Language and knowledge have a symbiotic relationship. The growth of knowledge contributes to natural languages and language is perhaps one of the most versatile and accessible systems for creative work – the search for new ideas being amongst the most creative. The edifice of science involves a number of semiotic systems – language, mathematical symbols and notations, graphical notations, symbol sets used in chemistry, electronic engineering and architecture. What usually survives almost without change is the linguistic description of a discovery, of a new method/technique, of a critique of existing discoveries, methods and techniques. The surviving texts, from Newton’s Principia to Einstein’s General Theory of Relativity, and from Darwin’s Origin of Species to modern day outpourings on evolutionary biology, may contain mathematical symbolism that may eventually appear arcane, graphical notations that are incomprehensible to most, but much of the texts have some resonance to the typical speaker of English.
Scientific writing, if it at all exists, appears to be a persuasive and informative style of writing. Typically, a discoverer or a critic of an extant science will write to persuade his or her peers that the discovery or critique has to be taken on par with the historical or contemporaneous effort in the discoverer’s or critic’s field of endeavour. This discoverer especially introduces concepts and ideas alien to extant scientific knowledge: Newton tried successfully to introduce the notion of force; Einstein helped literally and metaphorically to introduce non-determinism; Darwin redefined the immutability of species into the evolution of species.
Once a new idea or concept takes root, then the consolidators get to work: colleagues of the discoverer/critic, often an army of budding young scientists, take on the mantle and ‘run with’ the new idea or concept. The terms coined and redefined by the original masters/mistresses become current and the rest belongs to the terminologists.
There are a number of authors who have looked at scientific writing: Prominent amongst these authors are Michael Halliday, Robert de Beaugrande, Charles Bazerman, and Alan Gross. These authors, who have a different outlook on specialist writing, ranging from dialectal materialism to postmodernism, describe how complex concepts are articulated in scientific writing. I will examine the work of these scholars, the equivalent of literary critics, the critics of LSP texts, with a view to articulate methods, techniques, rules or practices that the scholars have used to systematically criticise scientific texts.
Evolution and change in the knowledge of a subject can be shown through evolution and change in the way the knowledge is made explicit. Where new discoveries are made, or in a business context new products are developed or new markets found, the texts – journal papers, white papers, technical specifications and so on – created around this change will gradually amass, eventually suppressing the previous knowledge to some extent. These are the kinds of changes that are measurable, as will be discussed.
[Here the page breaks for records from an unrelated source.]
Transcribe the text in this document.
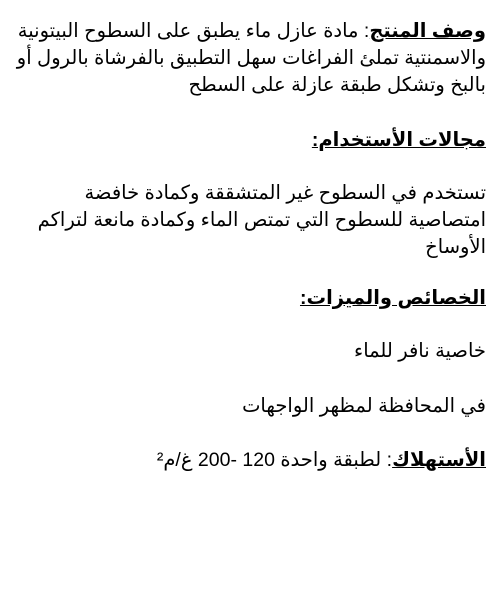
وصف المنتج: مادة عازل ماء يطبق على السطوح البيتونية والاسمنتية تملئ الفراغات سهل التطبيق بالفرشاة بالرول أو بالبخ وتشكل طبقة عازلة على السطح

مجالات الأستخدام:

تستخدم في السطوح غير المتشققة وكمادة خافضة امتصاصية للسطوح التي تمتص الماء وكمادة مانعة لتراكم الأوساخ

الخصائص والميزات:

خاصية نافر للماء

في المحافظة لمظهر الواجهات

الأستهلاك: لطبقة واحدة 120 -200 غ/م²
Frequency and concordance analysis techniques, originally established to partly validate religious texts, are well established. Frequency analysis relates to counting words and letters within a given text and comparing them with a reference distribution of words and texts – a mechanical check on change. In modern times this method has been applied to tasks such as attributing texts to authors, analysing transcripts in court cases, and automatic text categorisation. The corpus linguists suggest that text corpora can be used to validate theories about language at a fixed point in time (synchronically) and over a period of time (diachronically). Methods and techniques in corpus linguistics complement those in information extraction and information retrieval, allowing us to advance the claim that one can understand documents synchronically and diachronically.
In this paper we present a method for systematically analysing texts with specific references to discontinuities in science. In order to substantiate some of the speculation above, largely on my part, I will attempt to outline a method for analysing scientific texts that is based on methods/techniques used in corpus linguistics – these folk are adept at classifying and cataloguing pragmatically disparate texts – and methods used in LSP texts, particularly the work of Christer Laurén on scientific ‘idiolects’. I use these methods, supported by a suite of computer programs, to examine texts in the emerging specialism of quantum computers to describe how language, especially English language, is used to describe a set of devices that are yet to be fabricated using materials whose properties show radical departure from the accepted notion of what a (semi-conducting) material behaves.
According to Webster, 'semiconductor' originated in 1838 and is defined as "any of a class of solids (as germanium or silicon) whose electrical conductivity is between that of a conductor and that of an insulator". Semiconductors have become key components of electronic devices as transfer resistors (transistors) and through very large scale integration (VLSI). This branch of physics is concerned with electronic phenomena, particularly the application of quantum theory, that can be used to overcome restrictions of conventional electronic devices due to scalability, speed and heat. The next innovation within this field could well form that basis for the next generation of electronic devices.
We will demonstrate a method for facilitating discovery of innovations within the semiconductor field. Through terminology extraction and interaction with a domain expert, we will show how a domain can be modelled and how terms occur in combinations where new (conceptual) distinctions are necessary. This work has been carried out primarily using scientific journals as an assurance of data quality.